780 Armenia

Discovery
- Discovered by: G. N. Neujmin
- Discovery site: Simeiz Observatory
- Discovery date: 25 January 1914

Designations
- Pronunciation: /ɑːrˈmiːiə/
- Alternative designations: 1914 UC

Orbital characteristics
- Epoch 31 July 2016 (JD 2457600.5)
- Uncertainty parameter 0
- Observation arc: 107.14 yr (39134 d)
- Aphelion: 3.4169 AU (511.16 Gm)
- Perihelion: 2.8119 AU (420.65 Gm)
- Semi-major axis: 3.1144 AU (465.91 Gm)
- Eccentricity: 0.097135
- Orbital period (sidereal): 5.50 yr (2007.5 d)
- Mean anomaly: 346.438°
- Mean motion: 0° 10^{m} 45.552^{s} / day
- Inclination: 19.085°
- Longitude of ascending node: 144.857°
- Argument of perihelion: 214.403°

Physical characteristics
- Mean radius: 47.20±0.85 km
- Synodic rotation period: 19.891 h (0.8288 d)
- Geometric albedo: 0.0498±0.002
- Absolute magnitude (H): 9.00

= 780 Armenia =

Main-belt asteroid

780 Armenia is a minor planet in the asteroid belt orbiting the Sun. It is named after the Kingdom of Armenia, now Armenia. This object is orbiting at a distance of 3.11 AU with an eccentricity of 0.097 and a period of 2007.5 days.
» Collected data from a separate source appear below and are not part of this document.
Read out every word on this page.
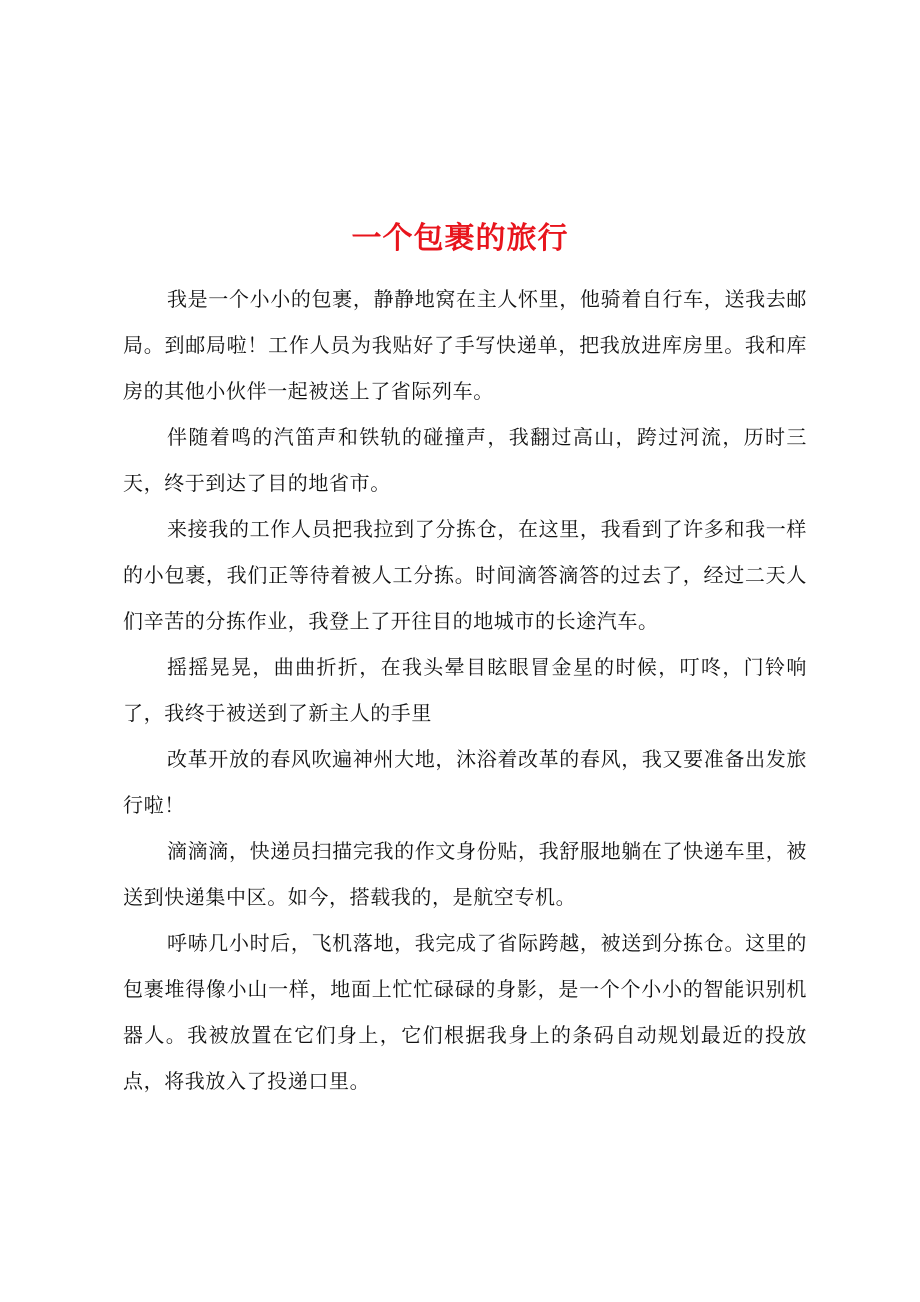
一个包裹的旅行

我是一个小小的包裹，静静地窝在主人怀里，他骑着自行车，送我去邮局。到邮局啦！工作人员为我贴好了手写快递单，把我放进库房里。我和库房的其他小伙伴一起被送上了省际列车。

伴随着鸣的汽笛声和铁轨的碰撞声，我翻过高山，跨过河流，历时三天，终于到达了目的地省市。

来接我的工作人员把我拉到了分拣仓，在这里，我看到了许多和我一样的小包裹，我们正等待着被人工分拣。时间滴答滴答的过去了，经过二天人们辛苦的分拣作业，我登上了开往目的地城市的长途汽车。

摇摇晃晃，曲曲折折，在我头晕目眩眼冒金星的时候，叮咚，门铃响了，我终于被送到了新主人的手里

改革开放的春风吹遍神州大地，沐浴着改革的春风，我又要准备出发旅行啦！

滴滴滴，快递员扫描完我的作文身份贴，我舒服地躺在了快递车里，被送到快递集中区。如今，搭载我的，是航空专机。

呼哧几小时后，飞机落地，我完成了省际跨越，被送到分拣仓。这里的包裹堆得像小山一样，地面上忙忙碌碌的身影，是一个个小小的智能识别机器人。我被放置在它们身上，它们根据我身上的条码自动规划最近的投放点，将我放入了投递口里。
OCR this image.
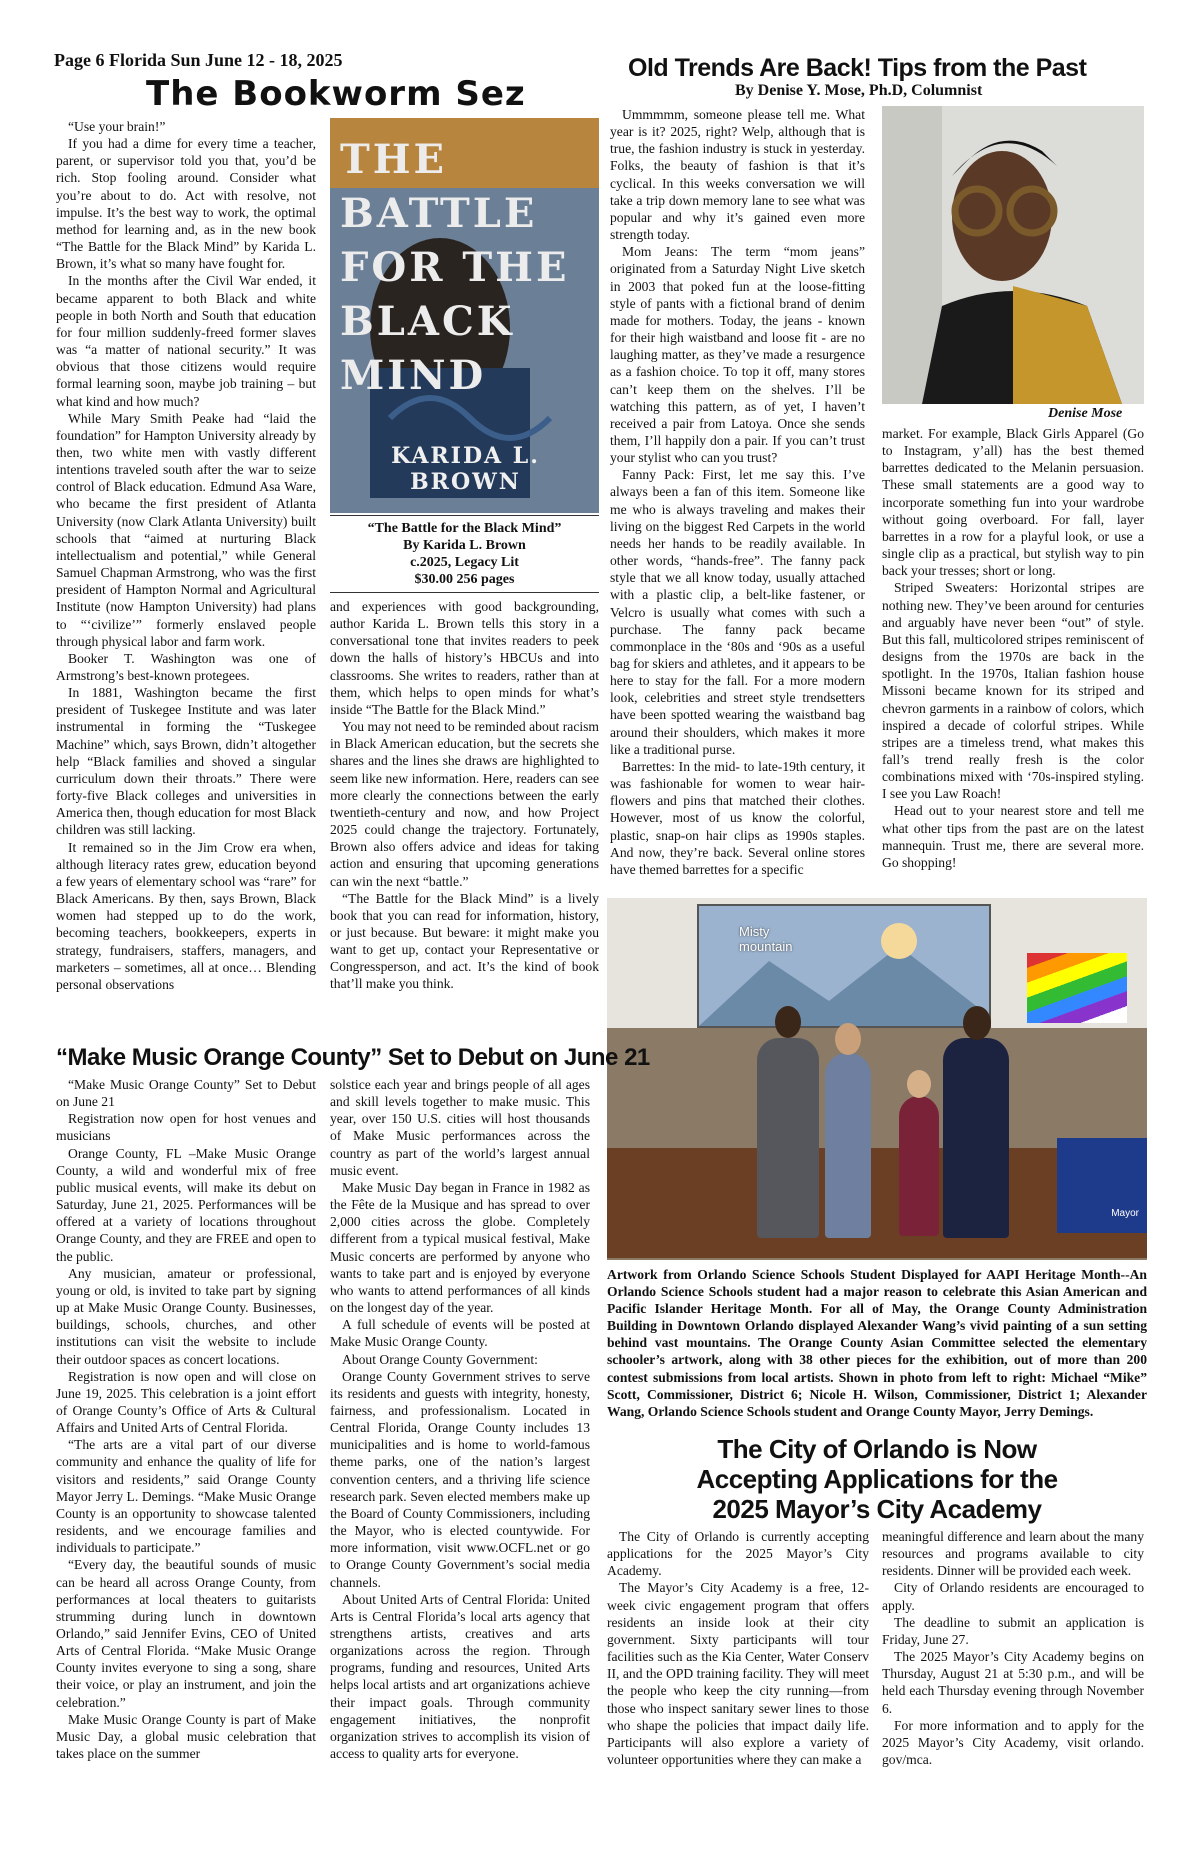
Page 6 Florida Sun June 12 - 18, 2025
The Bookworm Sez

“Use your brain!”

If you had a dime for every time a teacher, parent, or supervisor told you that, you’d be rich. Stop fooling around. Consider what you’re about to do. Act with resolve, not impulse. It’s the best way to work, the optimal method for learning and, as in the new book “The Battle for the Black Mind” by Karida L. Brown, it’s what so many have fought for.

In the months after the Civil War ended, it became apparent to both Black and white people in both North and South that education for four million suddenly-freed former slaves was “a matter of national security.” It was obvious that those citizens would require formal learning soon, maybe job training – but what kind and how much?

While Mary Smith Peake had “laid the foundation” for Hampton University already by then, two white men with vastly different intentions traveled south after the war to seize control of Black education. Edmund Asa Ware, who became the first president of Atlanta University (now Clark Atlanta University) built schools that “aimed at nurturing Black intellectualism and potential,” while General Samuel Chapman Armstrong, who was the first president of Hampton Normal and Agricultural Institute (now Hampton University) had plans to “‘civilize’” formerly enslaved people through physical labor and farm work.

Booker T. Washington was one of Armstrong’s best-known protegees.

In 1881, Washington became the first president of Tuskegee Institute and was later instrumental in forming the “Tuskegee Machine” which, says Brown, didn’t altogether help “Black families and shoved a singular curriculum down their throats.” There were forty-five Black colleges and universities in America then, though education for most Black children was still lacking.

It remained so in the Jim Crow era when, although literacy rates grew, education beyond a few years of elementary school was “rare” for Black Americans. By then, says Brown, Black women had stepped up to do the work, becoming teachers, bookkeepers, experts in strategy, fundraisers, staffers, managers, and marketers – sometimes, all at once… Blending personal observations

THE
BATTLE
FOR THE
BLACK
MIND
KARIDA L. BROWN
“The Battle for the Black Mind”
By Karida L. Brown
c.2025, Legacy Lit
$30.00 256 pages

and experiences with good backgrounding, author Karida L. Brown tells this story in a conversational tone that invites readers to peek down the halls of history’s HBCUs and into classrooms. She writes to readers, rather than at them, which helps to open minds for what’s inside “The Battle for the Black Mind.”

You may not need to be reminded about racism in Black American education, but the secrets she shares and the lines she draws are highlighted to seem like new information. Here, readers can see more clearly the connections between the early twentieth-century and now, and how Project 2025 could change the trajectory. Fortunately, Brown also offers advice and ideas for taking action and ensuring that upcoming generations can win the next “battle.”

“The Battle for the Black Mind” is a lively book that you can read for information, history, or just because. But beware: it might make you want to get up, contact your Representative or Congressperson, and act. It’s the kind of book that’ll make you think.

Old Trends Are Back! Tips from the Past
By Denise Y. Mose, Ph.D, Columnist

Ummmmm, someone please tell me. What year is it? 2025, right? Welp, although that is true, the fashion industry is stuck in yesterday. Folks, the beauty of fashion is that it’s cyclical. In this weeks conversation we will take a trip down memory lane to see what was popular and why it’s gained even more strength today.

Mom Jeans: The term “mom jeans” originated from a Saturday Night Live sketch in 2003 that poked fun at the loose-fitting style of pants with a fictional brand of denim made for mothers. Today, the jeans - known for their high waistband and loose fit - are no laughing matter, as they’ve made a resurgence as a fashion choice. To top it off, many stores can’t keep them on the shelves. I’ll be watching this pattern, as of yet, I haven’t received a pair from Latoya. Once she sends them, I’ll happily don a pair. If you can’t trust your stylist who can you trust?

Fanny Pack: First, let me say this. I’ve always been a fan of this item. Someone like me who is always traveling and makes their living on the biggest Red Carpets in the world needs her hands to be readily available. In other words, “hands-free”. The fanny pack style that we all know today, usually attached with a plastic clip, a belt-like fastener, or Velcro is usually what comes with such a purchase. The fanny pack became commonplace in the ‘80s and ‘90s as a useful bag for skiers and athletes, and it appears to be here to stay for the fall. For a more modern look, celebrities and street style trendsetters have been spotted wearing the waistband bag around their shoulders, which makes it more like a traditional purse.

Barrettes: In the mid- to late-19th century, it was fashionable for women to wear hair-flowers and pins that matched their clothes. However, most of us know the colorful, plastic, snap-on hair clips as 1990s staples. And now, they’re back. Several online stores have themed barrettes for a specific

Denise Mose

market. For example, Black Girls Apparel (Go to Instagram, y’all) has the best themed barrettes dedicated to the Melanin persuasion. These small statements are a good way to incorporate something fun into your wardrobe without going overboard. For fall, layer barrettes in a row for a playful look, or use a single clip as a practical, but stylish way to pin back your tresses; short or long.

Striped Sweaters: Horizontal stripes are nothing new. They’ve been around for centuries and arguably have never been “out” of style. But this fall, multicolored stripes reminiscent of designs from the 1970s are back in the spotlight. In the 1970s, Italian fashion house Missoni became known for its striped and chevron garments in a rainbow of colors, which inspired a decade of colorful stripes. While stripes are a timeless trend, what makes this fall’s trend really fresh is the color combinations mixed with ‘70s-inspired styling. I see you Law Roach!

Head out to your nearest store and tell me what other tips from the past are on the latest mannequin. Trust me, there are several more. Go shopping!

Misty
mountain
Mayor
Artwork from Orlando Science Schools Student Displayed for AAPI Heritage Month--An Orlando Science Schools student had a major reason to celebrate this Asian American and Pacific Islander Heritage Month. For all of May, the Orange County Administration Building in Downtown Orlando displayed Alexander Wang’s vivid painting of a sun setting behind vast mountains. The Orange County Asian Committee selected the elementary schooler’s artwork, along with 38 other pieces for the exhibition, out of more than 200 contest submissions from local artists. Shown in photo from left to right: Michael “Mike” Scott, Commissioner, District 6; Nicole H. Wilson, Commissioner, District 1; Alexander Wang, Orlando Science Schools student and Orange County Mayor, Jerry Demings.
“Make Music Orange County” Set to Debut on June 21

“Make Music Orange County” Set to Debut on June 21

Registration now open for host venues and musicians

Orange County, FL –Make Music Orange County, a wild and wonderful mix of free public musical events, will make its debut on Saturday, June 21, 2025. Performances will be offered at a variety of locations throughout Orange County, and they are FREE and open to the public.

Any musician, amateur or professional, young or old, is invited to take part by signing up at Make Music Orange County. Businesses, buildings, schools, churches, and other institutions can visit the website to include their outdoor spaces as concert locations.

Registration is now open and will close on June 19, 2025. This celebration is a joint effort of Orange County’s Office of Arts & Cultural Affairs and United Arts of Central Florida.

“The arts are a vital part of our diverse community and enhance the quality of life for visitors and residents,” said Orange County Mayor Jerry L. Demings. “Make Music Orange County is an opportunity to showcase talented residents, and we encourage families and individuals to participate.”

“Every day, the beautiful sounds of music can be heard all across Orange County, from performances at local theaters to guitarists strumming during lunch in downtown Orlando,” said Jennifer Evins, CEO of United Arts of Central Florida. “Make Music Orange County invites everyone to sing a song, share their voice, or play an instrument, and join the celebration.”

Make Music Orange County is part of Make Music Day, a global music celebration that takes place on the summer

solstice each year and brings people of all ages and skill levels together to make music. This year, over 150 U.S. cities will host thousands of Make Music performances across the country as part of the world’s largest annual music event.

Make Music Day began in France in 1982 as the Fête de la Musique and has spread to over 2,000 cities across the globe. Completely different from a typical musical festival, Make Music concerts are performed by anyone who wants to take part and is enjoyed by everyone who wants to attend performances of all kinds on the longest day of the year.

A full schedule of events will be posted at Make Music Orange County.

About Orange County Government:

Orange County Government strives to serve its residents and guests with integrity, honesty, fairness, and professionalism. Located in Central Florida, Orange County includes 13 municipalities and is home to world-famous theme parks, one of the nation’s largest convention centers, and a thriving life science research park. Seven elected members make up the Board of County Commissioners, including the Mayor, who is elected countywide. For more information, visit www.OCFL.net or go to Orange County Government’s social media channels.

About United Arts of Central Florida: United Arts is Central Florida’s local arts agency that strengthens artists, creatives and arts organizations across the region. Through programs, funding and resources, United Arts helps local artists and art organizations achieve their impact goals. Through community engagement initiatives, the nonprofit organization strives to accomplish its vision of access to quality arts for everyone.

The City of Orlando is Now
Accepting Applications for the
2025 Mayor’s City Academy

The City of Orlando is currently accepting applications for the 2025 Mayor’s City Academy.

The Mayor’s City Academy is a free, 12-week civic engagement program that offers residents an inside look at their city government. Sixty participants will tour facilities such as the Kia Center, Water Conserv II, and the OPD training facility. They will meet the people who keep the city running—from those who inspect sanitary sewer lines to those who shape the policies that impact daily life. Participants will also explore a variety of volunteer opportunities where they can make a

meaningful difference and learn about the many resources and programs available to city residents. Dinner will be provided each week.

City of Orlando residents are encouraged to apply.

The deadline to submit an application is Friday, June 27.

The 2025 Mayor’s City Academy begins on Thursday, August 21 at 5:30 p.m., and will be held each Thursday evening through November 6.

For more information and to apply for the 2025 Mayor’s City Academy, visit orlando. gov/mca.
The orbital plane is inclined at an angle of 19.1° to the plane of rotation. This asteroid spans a girth of ~94 km. The long rotation period of this asteroid necessitated light curve data from more than one latitude. The overlapping data provided a solution with a period of 19.891±0.002 hours and a brightness amplitude of 0.18±0.03 in magnitude.

This object is the namesake of the Armenia family, a family of 13–76 asteroids that share similar spectral properties and orbital elements; hence they may have arisen from the same collisional event. All members have a relatively high orbital inclination.